Tuataras quicken when the sun goes down. They are night hunters, looking for crickets, beetles and, sometimes, each other. Like most reptiles, tuataras are ectothermic. "They can hide in the shade, bask in the sunshine, but they can't generate their own heat," says Harvard entomologist Piotr Naskrecki, who's been crazy for tuataras since he was a boy in Poland. (He remembers that Poland's oldest university in Krakow got one, advertising it as "the closest thing to a living dinosaur the human race would ever have a chance to see." It had a handsome cage. "It was probably the only inhabitant of 1960s communist Poland whose quarters were air-conditioned," he says. "I envisioned a gargantuan monster, perhaps a real-life dragon." But it didn't survive.)

Naskrecki says the special thing about tuataras is they don't need very warm weather to become active. Tuataras' "optimal body temperature is 16 to 21 degrees centigrade, the lowest of any reptile," he writes in his new book. They can stay active all the way down to 7 degrees [what we Fahrenheiters call 44 degrees, brrrrr], which is how they compete. When modern lizards go quiet at night, tuataras are still up and about. They can forage for food, but they can't fight off rats or dogs, so they no longer live on the mainland in New Zealand. They've retreated to little offshore islands, where they are protected by the government, but here's the problem.

It's getting warmer.

Tuataras are very temperature sensitive when it comes to gender. The sex of a hatchling depends on the temperature of the egg. Over 72 degrees (22 C), they are more likely to become males. Under 72, they swing female. The swings are steep, ratios of 80-20, but at the extreme, when it's 64 degrees cool, all hatchlings will be female. When it warms up enough, all hatchlings are males.

If they could spread out, climb to higher elevations, move to warmer spots, they could handle climate change, but these lizards are now locked into very small spaces — "small pimple[s] of land," says Richard Fortey — and they can't adjust. That's why biologists at Victoria University now worry out loud about their future. A climatic model for one of the northern (warmer) islands suggests that by 2085, no females will be able to develop. That's why this week, 222 tuataras were flown down to the colder parts of New Zealand in hopes that one day, they will gestate females. Left to themselves, they may begin to disappear.

"This would be more than unjust," says Richard Fortey. These animals have been around so long, survived so much, that losing them "would be an insult to the virtues of endurance."

Fortey, in a new book, imagines a future scenario, not that far off, where hiding in the thick forest are these fierce, territorial, 100-year-old males, stalking their territories, defending against the other males, waiting for a lady to happen by. They sit there, listening with their primitive ears, their spiny crests tense, waiting ... waiting ... waiting ...

For nobody.


Here's a video of young tuataras being released in a highly protected "ecosanctuary" this week. They're adorable, in a lizardy sort of way. Harvard entomologist Piotr Naskrecki took all the photos for this post; they appear in his new book: "Relics: Travels in Nature's Time Machine," a ravishing collection that describes plants and animals that have hung around the planet for a long, long time, defying the odds. These are our true survivors. Tuataras are there, of course, along with beetles and ferns, cycads, horseshoe crabs, all photographed by Piotr, whose masterful eye is on regular display at his blog (one of my favorites) The Smaller Majority.

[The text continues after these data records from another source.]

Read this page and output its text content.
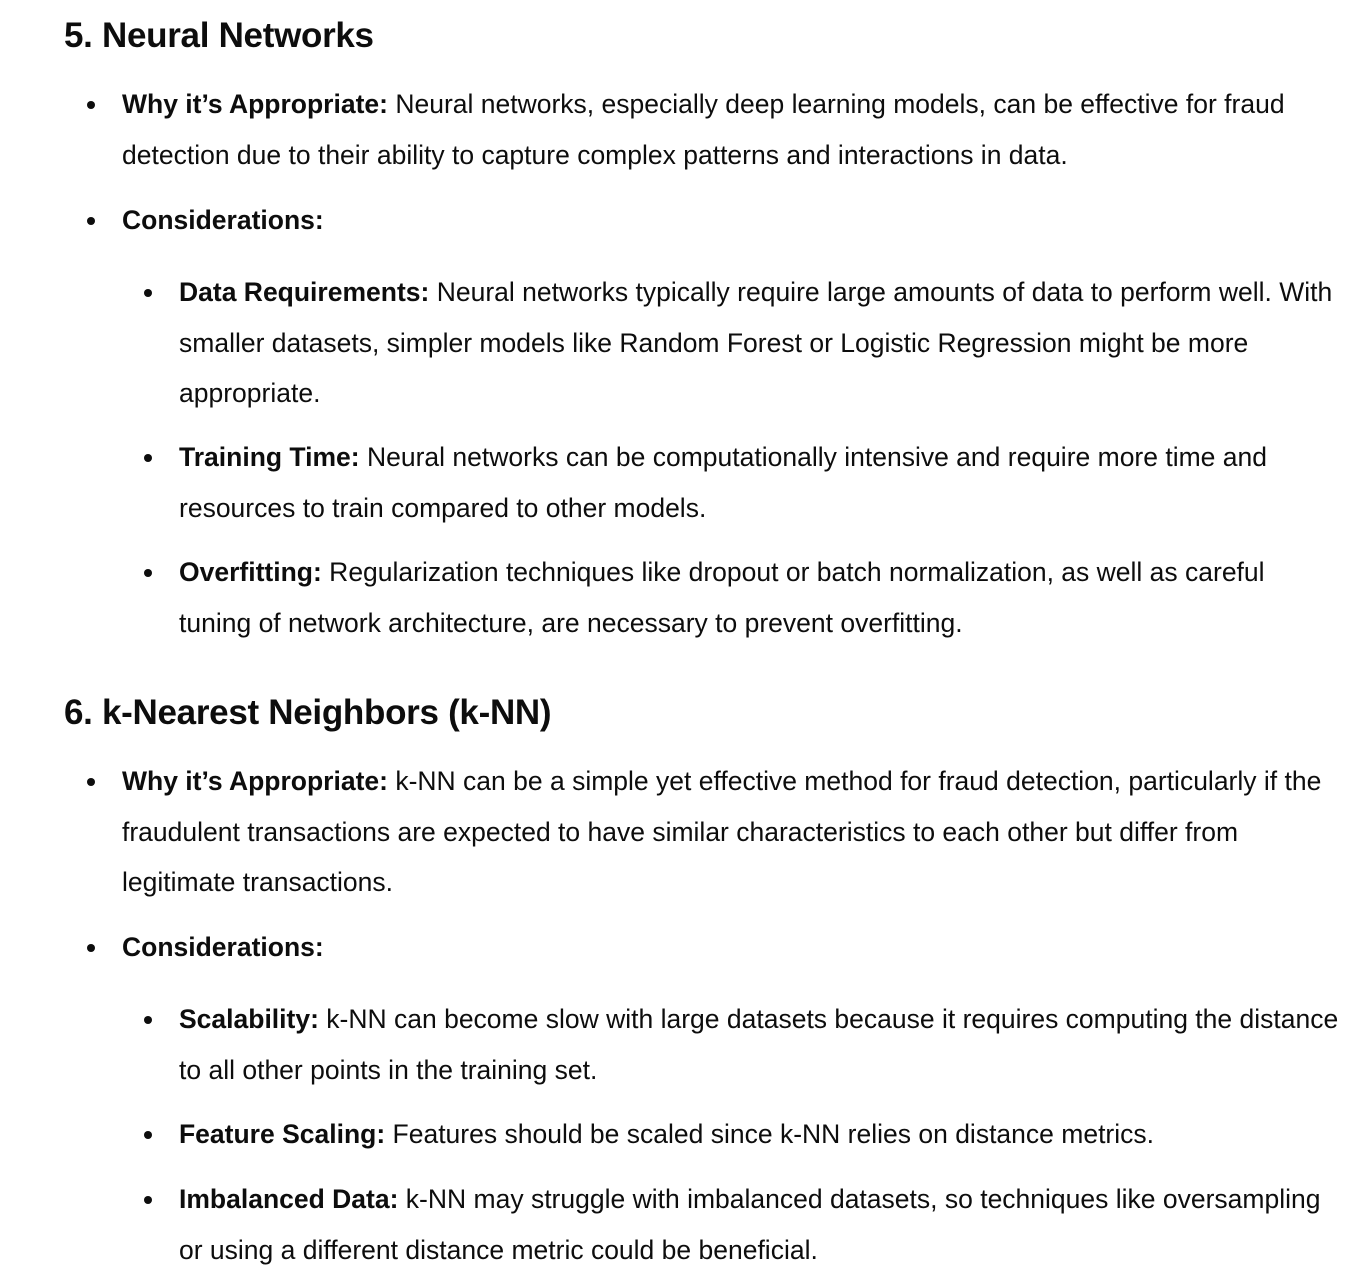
5. Neural Networks
Why it’s Appropriate: Neural networks, especially deep learning models, can be effective for fraud detection due to their ability to capture complex patterns and interactions in data.
Considerations:
Data Requirements: Neural networks typically require large amounts of data to perform well. With smaller datasets, simpler models like Random Forest or Logistic Regression might be more appropriate.
Training Time: Neural networks can be computationally intensive and require more time and resources to train compared to other models.
Overfitting: Regularization techniques like dropout or batch normalization, as well as careful tuning of network architecture, are necessary to prevent overfitting.
6. k-Nearest Neighbors (k-NN)
Why it’s Appropriate: k-NN can be a simple yet effective method for fraud detection, particularly if the fraudulent transactions are expected to have similar characteristics to each other but differ from legitimate transactions.
Considerations:
Scalability: k-NN can become slow with large datasets because it requires computing the distance to all other points in the training set.
Feature Scaling: Features should be scaled since k-NN relies on distance metrics.
Imbalanced Data: k-NN may struggle with imbalanced datasets, so techniques like oversampling or using a different distance metric could be beneficial.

The science paper about warming and tuataras can be found here. Those same horseshoe crabs (and the tuataras) appear in Richard Fortey's book "Horseshoe Crabs and Velvet Worms: The Story of the Animals and Plants That Time Has Left Behind." Fortey, one of our great living biologists, an expert on trilobites (may they rest in peace), is also celebrating creatures that have a knack for continuing. Both authors try to keep smiling, but it's hard.